Boxplots provide a quick way to represent a distribution, but they leave behind a lot of information. {ggplot2} supplements boxplots with two geoms that show more information.

The first is geom_dotplot(). If you set the binaxis parameter of geom_dotplot() to "y", geom_dotplot() behaves like geom_boxplot(), display a separate distribution for each group of data.

Here each group functions like a vertical histogram. Add the parameter stackdir = "center" then re-run the code. Can you interpret the results?

ggplot(data = mpg) +
  geom_dotplot(mapping = aes(x = class, y = hwy), binaxis = "y", 
               dotsize = 0.5, binwidth = 1, stackdir = "center")

Good job! When you set stackdir = "center", geom_dotplot() arranges each row of dots symmetrically around the \(x\) value. This layout will help you understand the next geom.

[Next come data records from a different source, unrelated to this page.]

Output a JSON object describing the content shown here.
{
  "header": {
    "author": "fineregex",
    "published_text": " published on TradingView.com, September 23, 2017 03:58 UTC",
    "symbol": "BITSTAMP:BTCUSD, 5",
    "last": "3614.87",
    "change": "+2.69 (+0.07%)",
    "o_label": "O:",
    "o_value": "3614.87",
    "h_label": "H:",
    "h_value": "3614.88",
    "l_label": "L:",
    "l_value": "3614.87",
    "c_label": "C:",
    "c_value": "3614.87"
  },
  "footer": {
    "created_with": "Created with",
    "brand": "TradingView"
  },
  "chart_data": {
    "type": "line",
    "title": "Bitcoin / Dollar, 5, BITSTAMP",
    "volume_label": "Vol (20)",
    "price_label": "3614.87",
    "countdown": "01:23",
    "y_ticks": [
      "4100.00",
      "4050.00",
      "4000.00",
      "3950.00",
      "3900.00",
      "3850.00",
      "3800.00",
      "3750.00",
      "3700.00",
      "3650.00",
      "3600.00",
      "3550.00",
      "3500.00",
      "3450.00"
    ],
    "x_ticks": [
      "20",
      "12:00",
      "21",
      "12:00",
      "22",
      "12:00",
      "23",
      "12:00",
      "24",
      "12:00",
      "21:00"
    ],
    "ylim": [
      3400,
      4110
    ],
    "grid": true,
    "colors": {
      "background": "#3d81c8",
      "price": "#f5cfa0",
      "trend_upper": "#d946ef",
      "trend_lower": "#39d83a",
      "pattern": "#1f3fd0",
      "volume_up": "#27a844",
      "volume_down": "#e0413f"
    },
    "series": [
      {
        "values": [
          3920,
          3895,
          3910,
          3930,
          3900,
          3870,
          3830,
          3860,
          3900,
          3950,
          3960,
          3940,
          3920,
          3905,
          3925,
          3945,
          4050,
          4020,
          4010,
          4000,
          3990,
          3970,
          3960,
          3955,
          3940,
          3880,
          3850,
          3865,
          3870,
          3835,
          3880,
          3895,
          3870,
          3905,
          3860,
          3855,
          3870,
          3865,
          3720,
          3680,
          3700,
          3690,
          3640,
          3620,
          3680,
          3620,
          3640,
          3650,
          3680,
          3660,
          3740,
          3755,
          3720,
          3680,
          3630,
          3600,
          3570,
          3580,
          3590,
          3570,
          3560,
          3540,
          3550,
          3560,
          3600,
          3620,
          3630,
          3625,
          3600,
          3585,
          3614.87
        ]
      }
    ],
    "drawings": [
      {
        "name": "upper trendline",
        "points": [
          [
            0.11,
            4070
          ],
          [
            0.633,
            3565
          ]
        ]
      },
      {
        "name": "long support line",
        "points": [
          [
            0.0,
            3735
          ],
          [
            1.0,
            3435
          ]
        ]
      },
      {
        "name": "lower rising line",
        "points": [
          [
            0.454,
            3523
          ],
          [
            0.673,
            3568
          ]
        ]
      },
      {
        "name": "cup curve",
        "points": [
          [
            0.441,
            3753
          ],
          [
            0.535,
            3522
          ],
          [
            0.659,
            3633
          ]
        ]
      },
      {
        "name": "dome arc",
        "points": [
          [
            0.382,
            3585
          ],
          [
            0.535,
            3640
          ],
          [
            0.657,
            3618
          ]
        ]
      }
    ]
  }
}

As in the histogram tutorial, it takes a lot of tweaking to make a dotplot look right. As a result, I tend to only use them when I want to make a point.

geom_violin()

geom_violin() provides a second alternative to geom_boxplot(). A violin plot uses densities to draw a smoothed version of the centered dotplot you just made.

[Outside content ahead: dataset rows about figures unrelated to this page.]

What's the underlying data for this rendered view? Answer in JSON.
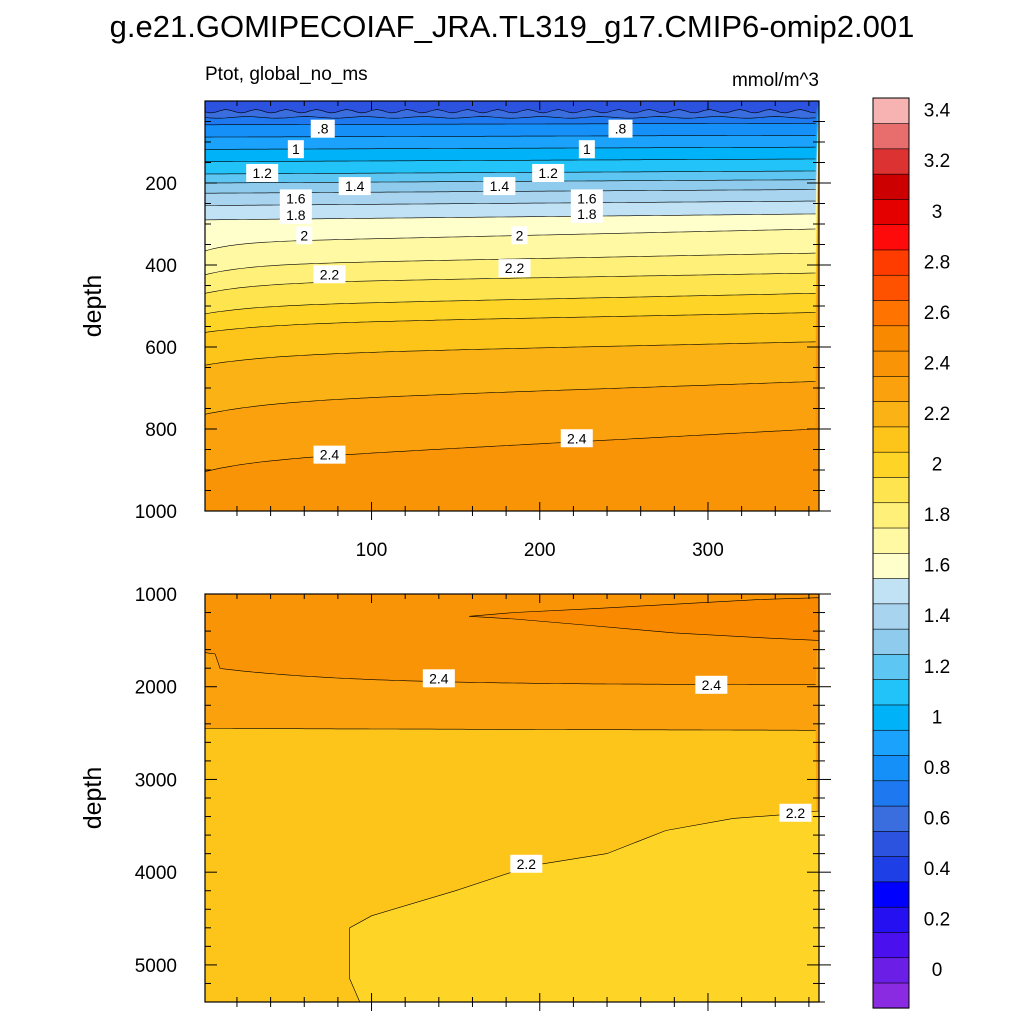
{
  "title": "g.e21.GOMIPECOIAF_JRA.TL319_g17.CMIP6-omip2.001",
  "panel_left_label": "Ptot, global_no_ms",
  "panel_right_label": "mmol/m^3",
  "colors": {
    "levels_ascending": [
      "#8a2be2",
      "#6b1fe6",
      "#4a10ee",
      "#2410f0",
      "#0000ff",
      "#1f3fe6",
      "#2c52e0",
      "#3a6ede",
      "#1e78ef",
      "#1690f9",
      "#1aa2fc",
      "#00b2f8",
      "#22c3f8",
      "#5ec6f2",
      "#8ecbec",
      "#a8d4ef",
      "#c0e2f4",
      "#ffffcc",
      "#fff9a3",
      "#fff07a",
      "#fee54f",
      "#fed426",
      "#fdc41a",
      "#fbb214",
      "#faa10d",
      "#f99406",
      "#f98a00",
      "#ff7300",
      "#ff5200",
      "#ff3c00",
      "#ff0a0a",
      "#e50000",
      "#cc0000",
      "#dc3232",
      "#e86e6e",
      "#f7b2b2"
    ]
  },
  "chart_data": [
    {
      "type": "contour",
      "panel": "upper",
      "x_ticks": [
        "100",
        "200",
        "300"
      ],
      "xlim": [
        1,
        366
      ],
      "ylabel": "depth",
      "y_ticks": [
        "200",
        "400",
        "600",
        "800",
        "1000"
      ],
      "ylim": [
        0,
        1000
      ],
      "y_reversed": true,
      "contour_labels": [
        ".8",
        "1",
        "1.2",
        "1.4",
        "1.6",
        "1.8",
        "2",
        "2.2",
        "2.4",
        ".8",
        "1",
        "1.2",
        "1.4",
        "1.6",
        "1.8",
        "2",
        "2.2",
        "2.4"
      ],
      "contour_levels": [
        0.8,
        1.0,
        1.2,
        1.4,
        1.6,
        1.8,
        2.0,
        2.2,
        2.4
      ],
      "label_positions": [
        [
          71,
          70
        ],
        [
          55,
          120
        ],
        [
          35,
          178
        ],
        [
          90,
          210
        ],
        [
          55,
          240
        ],
        [
          55,
          280
        ],
        [
          60,
          330
        ],
        [
          75,
          425
        ],
        [
          75,
          865
        ],
        [
          248,
          70
        ],
        [
          228,
          120
        ],
        [
          205,
          178
        ],
        [
          176,
          210
        ],
        [
          228,
          240
        ],
        [
          228,
          278
        ],
        [
          188,
          330
        ],
        [
          185,
          410
        ],
        [
          222,
          825
        ]
      ]
    },
    {
      "type": "contour",
      "panel": "lower",
      "ylabel": "depth",
      "y_ticks": [
        "1000",
        "2000",
        "3000",
        "4000",
        "5000"
      ],
      "ylim": [
        1000,
        5400
      ],
      "y_reversed": true,
      "contour_labels": [
        "2.4",
        "2.4",
        "2.2",
        "2.2"
      ],
      "contour_levels": [
        2.2,
        2.4,
        2.6
      ],
      "label_positions": [
        [
          140,
          1920
        ],
        [
          302,
          1990
        ],
        [
          192,
          3920
        ],
        [
          352,
          3370
        ]
      ]
    }
  ],
  "colorbar": {
    "labels": [
      "3.4",
      "3.2",
      "3",
      "2.8",
      "2.6",
      "2.4",
      "2.2",
      "2",
      "1.8",
      "1.6",
      "1.4",
      "1.2",
      "1",
      "0.8",
      "0.6",
      "0.4",
      "0.2",
      "0"
    ],
    "label_values": [
      3.4,
      3.2,
      3.0,
      2.8,
      2.6,
      2.4,
      2.2,
      2.0,
      1.8,
      1.6,
      1.4,
      1.2,
      1.0,
      0.8,
      0.6,
      0.4,
      0.2,
      0.0
    ]
  }
}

You can think of a violin plot as an outline drawn around the edges of a centered dotplot. Each “violin” spans the range of the data. The violin is thick where there are many values, and thin where there are few.

Convert the plot below from a boxplot to a violin plot. Note that violin plots do not use the parameters you saw for dotplots.

ggplot(data = mpg) +
  geom_violin(mapping = aes(x = class, y = hwy))

’Good job! Another way to interpret a violin plot is to mentally “push” the width of each violin all to one side (so the other side is a straight line). The result would be a density (e.g. geom_density()) turned on its side for each distribution).

Exercise 7: Violin plots

You can further enhance violin plots by adding the parameter draw_quantiles = c(0.25, 0.5, 0.75). This will cause ggplot2 to draw horizontal lines across the violins at the 25th, 50th, and 75th percentiles. These are the same three horizontal lines that are displayed in a boxplot (the 25th and 75th percentiles are the bounds of the box, the 50th percentile is the median).

Add these lines to the violin plot below.

ggplot(data = mpg) +
  geom_violin(mapping = aes(x = class, y = hwy), draw_quantiles = c(0.25, 0.5, 0.75))

Good job! Can you predict how you would use draw_quantiles to draw a horizontal line at a different percentile, like the 60th percentile?.